Il se trouve que les compositions les plus émouvantes ont été écrites dans des tonalités mineures. On considère généralement que le mode majeur est joyeux, tandis que le mode mineur est triste. Dans ce cas, préparez votre mouchoir : toute cette leçon sera consacrée aux modes mineurs « tristes ». Vous y apprendrez quelles sont ces tonalités, en quoi elles diffèrent des tonalités majeures et comment jouer les gammes mineures.

De par la nature même de la musique, je pense que vous saurez sans aucun doute faire la distinction entre un mode majeur joyeux et énergique et un mode mineur doux, souvent triste, plaintif et parfois tragique. Souvenez-vous de la musique de la Marche nuptiale de Mendelssohn et de la Marche funèbre de Chopin, et les différences entre le mode majeur et le mode mineur vous apparaîtront comme une évidence.

J'espère que vous n'avez pas abandonné les gammes ? Je vais vous rappeler l'importance de ces activités apparemment ennuyeuses. Imaginez que vous arrêtiez de bouger et de solliciter votre corps, quel serait le résultat ? Le corps deviendrait flasque, faible et parfois gros :-). Il en va de même pour vos doigts : si vous ne les entraînez pas tous les jours, ils deviendront faibles et maladroits, et ne pourront plus jouer les morceaux que vous aimez tant. Jusqu'à présent, vous n'avez joué que des gammes majeures.

Gammes mineures

Je le dis tout de suite : les gammes mineures ne sont ni plus ni moins importantes que les gammes majeures. C'est juste que leur nom peut sembler injuste.

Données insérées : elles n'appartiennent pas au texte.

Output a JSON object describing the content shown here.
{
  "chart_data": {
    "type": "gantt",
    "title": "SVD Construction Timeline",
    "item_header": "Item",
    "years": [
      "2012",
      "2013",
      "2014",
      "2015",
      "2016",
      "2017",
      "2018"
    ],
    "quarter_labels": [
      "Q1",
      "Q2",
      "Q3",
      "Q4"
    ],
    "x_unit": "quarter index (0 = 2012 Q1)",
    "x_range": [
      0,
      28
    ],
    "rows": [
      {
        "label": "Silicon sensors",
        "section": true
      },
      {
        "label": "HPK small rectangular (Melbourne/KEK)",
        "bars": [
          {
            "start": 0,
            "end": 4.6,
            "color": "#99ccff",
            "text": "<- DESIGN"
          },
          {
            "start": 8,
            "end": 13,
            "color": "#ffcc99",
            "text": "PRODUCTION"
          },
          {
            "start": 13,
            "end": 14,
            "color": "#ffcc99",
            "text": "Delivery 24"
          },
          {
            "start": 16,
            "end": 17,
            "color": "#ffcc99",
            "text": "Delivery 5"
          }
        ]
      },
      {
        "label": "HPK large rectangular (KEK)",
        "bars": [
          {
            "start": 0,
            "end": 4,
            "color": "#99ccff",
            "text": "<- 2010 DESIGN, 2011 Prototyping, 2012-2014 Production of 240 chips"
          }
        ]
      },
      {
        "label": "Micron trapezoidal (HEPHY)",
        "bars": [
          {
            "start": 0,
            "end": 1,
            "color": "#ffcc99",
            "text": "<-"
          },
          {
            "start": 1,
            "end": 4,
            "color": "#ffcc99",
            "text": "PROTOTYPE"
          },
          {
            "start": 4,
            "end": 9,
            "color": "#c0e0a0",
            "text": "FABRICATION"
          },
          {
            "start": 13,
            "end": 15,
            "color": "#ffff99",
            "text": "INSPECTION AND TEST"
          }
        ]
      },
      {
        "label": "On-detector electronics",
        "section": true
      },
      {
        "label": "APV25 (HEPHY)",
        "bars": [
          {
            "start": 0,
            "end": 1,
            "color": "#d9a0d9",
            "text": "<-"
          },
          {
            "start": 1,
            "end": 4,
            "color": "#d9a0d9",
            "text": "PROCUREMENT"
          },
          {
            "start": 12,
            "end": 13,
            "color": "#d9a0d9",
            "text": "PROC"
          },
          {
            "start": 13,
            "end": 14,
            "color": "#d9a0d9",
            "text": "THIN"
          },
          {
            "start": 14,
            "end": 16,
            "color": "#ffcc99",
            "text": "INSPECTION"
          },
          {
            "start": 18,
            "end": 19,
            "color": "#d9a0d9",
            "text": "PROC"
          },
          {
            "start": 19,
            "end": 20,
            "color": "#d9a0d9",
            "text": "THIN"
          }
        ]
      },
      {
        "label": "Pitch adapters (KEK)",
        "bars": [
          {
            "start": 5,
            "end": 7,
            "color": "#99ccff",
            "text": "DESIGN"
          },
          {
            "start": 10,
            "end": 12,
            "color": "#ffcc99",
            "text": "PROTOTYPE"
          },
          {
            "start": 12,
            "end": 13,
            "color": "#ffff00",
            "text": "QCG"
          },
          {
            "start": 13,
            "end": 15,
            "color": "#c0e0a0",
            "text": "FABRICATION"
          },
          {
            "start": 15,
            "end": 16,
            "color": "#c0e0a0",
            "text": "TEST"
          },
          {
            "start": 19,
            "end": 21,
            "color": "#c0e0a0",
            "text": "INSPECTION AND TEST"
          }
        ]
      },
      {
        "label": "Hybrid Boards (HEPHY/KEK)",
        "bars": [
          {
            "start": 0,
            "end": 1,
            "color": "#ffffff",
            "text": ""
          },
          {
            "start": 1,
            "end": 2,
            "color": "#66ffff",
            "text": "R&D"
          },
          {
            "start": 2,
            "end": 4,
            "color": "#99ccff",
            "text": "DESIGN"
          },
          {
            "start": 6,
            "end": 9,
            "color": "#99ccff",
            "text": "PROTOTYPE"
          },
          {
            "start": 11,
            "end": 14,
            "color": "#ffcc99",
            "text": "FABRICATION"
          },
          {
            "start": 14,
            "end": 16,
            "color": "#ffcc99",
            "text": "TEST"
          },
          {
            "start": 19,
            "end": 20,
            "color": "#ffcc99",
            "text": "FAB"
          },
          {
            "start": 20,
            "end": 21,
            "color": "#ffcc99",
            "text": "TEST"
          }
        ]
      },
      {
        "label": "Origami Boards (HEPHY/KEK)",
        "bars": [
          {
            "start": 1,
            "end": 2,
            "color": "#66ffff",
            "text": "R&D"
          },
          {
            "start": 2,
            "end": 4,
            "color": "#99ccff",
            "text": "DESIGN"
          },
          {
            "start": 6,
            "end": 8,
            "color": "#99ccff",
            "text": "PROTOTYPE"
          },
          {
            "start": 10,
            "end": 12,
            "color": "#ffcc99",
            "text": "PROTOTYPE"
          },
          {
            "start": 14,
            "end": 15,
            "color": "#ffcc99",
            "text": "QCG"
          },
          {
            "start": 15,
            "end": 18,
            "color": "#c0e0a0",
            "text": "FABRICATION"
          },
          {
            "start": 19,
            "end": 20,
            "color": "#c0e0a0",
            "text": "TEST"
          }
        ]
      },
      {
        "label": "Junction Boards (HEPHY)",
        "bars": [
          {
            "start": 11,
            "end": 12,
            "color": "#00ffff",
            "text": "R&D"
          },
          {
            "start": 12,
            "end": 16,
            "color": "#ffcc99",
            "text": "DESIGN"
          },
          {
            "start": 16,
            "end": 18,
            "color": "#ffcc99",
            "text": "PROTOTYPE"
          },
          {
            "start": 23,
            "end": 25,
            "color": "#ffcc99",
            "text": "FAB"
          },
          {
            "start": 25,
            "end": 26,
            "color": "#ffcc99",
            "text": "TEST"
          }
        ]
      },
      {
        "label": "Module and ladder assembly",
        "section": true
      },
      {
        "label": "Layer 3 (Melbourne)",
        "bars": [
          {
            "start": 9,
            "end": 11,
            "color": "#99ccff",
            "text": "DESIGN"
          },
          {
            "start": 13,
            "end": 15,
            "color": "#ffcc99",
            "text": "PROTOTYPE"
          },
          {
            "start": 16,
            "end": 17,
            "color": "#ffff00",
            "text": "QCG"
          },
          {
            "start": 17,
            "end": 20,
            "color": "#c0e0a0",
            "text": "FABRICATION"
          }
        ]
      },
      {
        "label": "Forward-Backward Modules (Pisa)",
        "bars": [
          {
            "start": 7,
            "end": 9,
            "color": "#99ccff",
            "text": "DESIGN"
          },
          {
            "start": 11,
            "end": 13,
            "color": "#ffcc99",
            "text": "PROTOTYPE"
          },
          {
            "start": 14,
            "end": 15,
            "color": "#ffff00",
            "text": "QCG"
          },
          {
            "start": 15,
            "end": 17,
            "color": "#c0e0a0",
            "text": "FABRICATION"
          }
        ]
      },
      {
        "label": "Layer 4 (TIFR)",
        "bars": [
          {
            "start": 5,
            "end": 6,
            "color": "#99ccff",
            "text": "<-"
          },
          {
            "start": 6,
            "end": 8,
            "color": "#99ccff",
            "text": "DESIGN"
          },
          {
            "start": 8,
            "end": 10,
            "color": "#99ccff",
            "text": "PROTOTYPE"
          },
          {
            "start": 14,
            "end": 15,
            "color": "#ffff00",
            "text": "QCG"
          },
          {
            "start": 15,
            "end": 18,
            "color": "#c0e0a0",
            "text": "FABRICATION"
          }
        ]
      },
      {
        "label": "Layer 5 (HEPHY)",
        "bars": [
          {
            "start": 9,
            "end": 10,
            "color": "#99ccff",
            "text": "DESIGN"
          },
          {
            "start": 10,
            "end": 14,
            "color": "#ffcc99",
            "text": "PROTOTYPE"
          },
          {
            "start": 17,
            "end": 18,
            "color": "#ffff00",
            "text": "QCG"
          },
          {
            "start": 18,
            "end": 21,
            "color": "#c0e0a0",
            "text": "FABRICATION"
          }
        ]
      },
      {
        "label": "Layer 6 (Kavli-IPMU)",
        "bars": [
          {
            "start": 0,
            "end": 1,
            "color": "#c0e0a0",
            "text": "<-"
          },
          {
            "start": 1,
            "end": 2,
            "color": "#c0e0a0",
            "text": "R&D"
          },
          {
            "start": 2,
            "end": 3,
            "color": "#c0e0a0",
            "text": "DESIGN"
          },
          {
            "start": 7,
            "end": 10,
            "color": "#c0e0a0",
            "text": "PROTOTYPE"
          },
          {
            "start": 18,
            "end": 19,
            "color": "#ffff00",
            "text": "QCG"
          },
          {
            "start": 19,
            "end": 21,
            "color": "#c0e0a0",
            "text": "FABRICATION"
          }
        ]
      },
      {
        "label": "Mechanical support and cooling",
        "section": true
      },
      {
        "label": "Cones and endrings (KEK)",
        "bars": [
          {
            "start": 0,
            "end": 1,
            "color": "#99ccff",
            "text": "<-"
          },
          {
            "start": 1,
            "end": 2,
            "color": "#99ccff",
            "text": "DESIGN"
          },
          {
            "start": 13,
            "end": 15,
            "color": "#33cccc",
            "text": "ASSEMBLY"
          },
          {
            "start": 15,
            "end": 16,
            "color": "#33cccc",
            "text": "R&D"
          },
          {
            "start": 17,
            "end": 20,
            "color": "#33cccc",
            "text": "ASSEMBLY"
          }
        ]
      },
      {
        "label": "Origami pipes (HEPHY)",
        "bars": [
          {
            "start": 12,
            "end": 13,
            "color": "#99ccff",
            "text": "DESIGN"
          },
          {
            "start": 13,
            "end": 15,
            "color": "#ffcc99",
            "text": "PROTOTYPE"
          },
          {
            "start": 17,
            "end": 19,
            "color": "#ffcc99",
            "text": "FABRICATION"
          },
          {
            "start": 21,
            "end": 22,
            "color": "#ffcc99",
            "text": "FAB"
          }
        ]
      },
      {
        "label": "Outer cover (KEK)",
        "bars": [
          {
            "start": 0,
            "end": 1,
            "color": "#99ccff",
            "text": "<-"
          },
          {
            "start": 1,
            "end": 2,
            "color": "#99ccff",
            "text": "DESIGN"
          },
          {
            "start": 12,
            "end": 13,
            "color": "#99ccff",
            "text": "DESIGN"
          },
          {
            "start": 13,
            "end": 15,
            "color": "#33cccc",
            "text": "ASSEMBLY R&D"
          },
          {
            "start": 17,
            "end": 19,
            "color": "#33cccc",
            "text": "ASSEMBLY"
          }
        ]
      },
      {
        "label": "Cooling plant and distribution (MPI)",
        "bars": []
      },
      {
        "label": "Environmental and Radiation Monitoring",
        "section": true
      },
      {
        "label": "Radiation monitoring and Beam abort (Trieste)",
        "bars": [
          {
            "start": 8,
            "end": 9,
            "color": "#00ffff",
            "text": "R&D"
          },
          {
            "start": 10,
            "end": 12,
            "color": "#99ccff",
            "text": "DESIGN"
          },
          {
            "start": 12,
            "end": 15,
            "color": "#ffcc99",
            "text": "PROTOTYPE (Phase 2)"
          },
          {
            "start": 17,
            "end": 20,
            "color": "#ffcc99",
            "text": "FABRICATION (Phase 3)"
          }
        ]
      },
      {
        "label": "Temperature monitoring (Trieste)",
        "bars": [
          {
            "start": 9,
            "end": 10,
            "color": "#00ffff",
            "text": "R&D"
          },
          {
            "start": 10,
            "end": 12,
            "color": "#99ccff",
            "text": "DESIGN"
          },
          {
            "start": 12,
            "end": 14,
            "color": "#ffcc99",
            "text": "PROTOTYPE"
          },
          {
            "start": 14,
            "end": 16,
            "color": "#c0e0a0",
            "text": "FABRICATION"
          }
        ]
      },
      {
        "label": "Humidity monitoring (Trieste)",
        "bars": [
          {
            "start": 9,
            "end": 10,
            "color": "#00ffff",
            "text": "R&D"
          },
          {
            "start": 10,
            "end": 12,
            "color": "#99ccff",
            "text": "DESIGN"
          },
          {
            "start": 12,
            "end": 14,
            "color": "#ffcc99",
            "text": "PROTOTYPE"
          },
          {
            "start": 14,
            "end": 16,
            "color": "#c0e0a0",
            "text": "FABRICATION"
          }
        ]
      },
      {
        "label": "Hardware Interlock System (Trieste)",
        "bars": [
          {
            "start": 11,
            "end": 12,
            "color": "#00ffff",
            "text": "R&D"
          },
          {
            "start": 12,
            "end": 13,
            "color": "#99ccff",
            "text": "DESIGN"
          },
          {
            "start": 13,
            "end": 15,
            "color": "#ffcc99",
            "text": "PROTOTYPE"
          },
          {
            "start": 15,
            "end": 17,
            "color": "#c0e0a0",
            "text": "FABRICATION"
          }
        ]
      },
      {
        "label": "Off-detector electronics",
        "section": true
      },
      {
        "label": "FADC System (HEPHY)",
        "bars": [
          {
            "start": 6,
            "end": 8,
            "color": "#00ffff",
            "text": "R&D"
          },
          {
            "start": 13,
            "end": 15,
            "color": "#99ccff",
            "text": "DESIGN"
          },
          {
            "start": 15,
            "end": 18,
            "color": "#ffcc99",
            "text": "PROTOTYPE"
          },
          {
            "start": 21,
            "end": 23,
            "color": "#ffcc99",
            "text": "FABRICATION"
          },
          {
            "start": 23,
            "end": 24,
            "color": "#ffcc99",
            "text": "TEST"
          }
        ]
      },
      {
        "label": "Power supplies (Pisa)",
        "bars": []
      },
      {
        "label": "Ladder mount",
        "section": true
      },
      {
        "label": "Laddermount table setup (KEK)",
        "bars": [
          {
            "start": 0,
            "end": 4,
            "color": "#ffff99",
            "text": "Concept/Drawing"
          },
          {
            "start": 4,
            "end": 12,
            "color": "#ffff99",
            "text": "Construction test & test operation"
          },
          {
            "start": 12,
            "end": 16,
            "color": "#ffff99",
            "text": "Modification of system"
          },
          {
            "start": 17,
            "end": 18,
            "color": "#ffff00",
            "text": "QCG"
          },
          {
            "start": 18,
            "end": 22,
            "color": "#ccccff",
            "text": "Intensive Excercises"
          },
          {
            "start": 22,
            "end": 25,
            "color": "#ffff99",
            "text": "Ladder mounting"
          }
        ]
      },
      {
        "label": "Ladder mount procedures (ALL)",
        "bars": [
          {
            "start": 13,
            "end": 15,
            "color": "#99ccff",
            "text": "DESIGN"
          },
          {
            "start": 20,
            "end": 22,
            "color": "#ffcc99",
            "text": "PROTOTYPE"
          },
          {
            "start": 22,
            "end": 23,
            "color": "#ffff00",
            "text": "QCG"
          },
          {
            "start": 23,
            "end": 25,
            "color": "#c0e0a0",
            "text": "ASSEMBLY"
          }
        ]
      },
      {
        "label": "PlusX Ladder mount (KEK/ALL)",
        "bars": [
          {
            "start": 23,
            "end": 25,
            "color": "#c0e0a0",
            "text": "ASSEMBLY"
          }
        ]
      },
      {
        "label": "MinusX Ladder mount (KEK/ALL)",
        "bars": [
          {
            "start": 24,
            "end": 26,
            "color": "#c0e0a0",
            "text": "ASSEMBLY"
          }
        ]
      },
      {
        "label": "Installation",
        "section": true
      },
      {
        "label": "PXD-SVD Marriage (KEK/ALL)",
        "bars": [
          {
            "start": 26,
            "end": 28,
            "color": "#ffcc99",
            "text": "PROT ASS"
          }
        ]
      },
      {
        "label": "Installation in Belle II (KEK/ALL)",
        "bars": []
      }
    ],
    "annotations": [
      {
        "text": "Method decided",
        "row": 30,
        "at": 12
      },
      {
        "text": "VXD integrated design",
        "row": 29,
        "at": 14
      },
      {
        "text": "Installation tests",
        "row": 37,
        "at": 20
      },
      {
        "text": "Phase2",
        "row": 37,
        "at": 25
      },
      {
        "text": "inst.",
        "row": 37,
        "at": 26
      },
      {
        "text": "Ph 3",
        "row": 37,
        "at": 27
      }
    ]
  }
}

Les gammes mineures, comme les gammes majeures, se composent de huit notes, la première et la dernière note ayant le même nom. Cependant, l'ordre des intervalles qui les composent diffère. Dans une gamme mineure, les intervalles sont disposés comme suit :

Ton – Demi-ton – Ton – Ton – Demi-ton – Ton – Ton

À titre de comparaison, dans la gamme majeure, les intervalles sont les suivants : Ton – Ton – Demi-ton – Ton – Ton – Ton – Demi-ton.

À première vue, les intervalles peuvent sembler similaires, mais en réalité, les tons et les demi-tons sont disposés dans un ordre différent. Pour ressentir cette différence, il est préférable de jouer et d'écouter les gammes majeures et mineures l'une après l'autre.

Comme vous l’avez probablement remarqué, la principale différence entre les modes majeur et mineur est la troisième marche, la fameuse tierce : en mineur, elle est abaissée et forme un intervalle de tierce mineure avec la tonique.

Une autre différence est que, dans une gamme majeure, les intervalles sont toujours constants, tandis que dans une gamme mineure, les intervalles des degrés supérieurs peuvent varier, donnant naissance à trois types différents de mineur. C’est peut-être précisément cette diversité du mode mineur qui inspire la création d’œuvres brillantes.

Alors, quels sont ces types de mineur ?

Il existe trois types de mineur :

  • Mineur naturel ;
  • Mineur harmonique ;
  • Mineur mélodique.

Chaque type de mineur se caractérise par sa propre structure d’intervalles. Jusqu’au cinquième degré, ils sont identiques dans les trois types, mais des différences apparaissent aux sixième et septième degrés.


 

Mineur naturel : Ton – Demi-ton – Ton – Ton – Demi-ton – Ton – Ton.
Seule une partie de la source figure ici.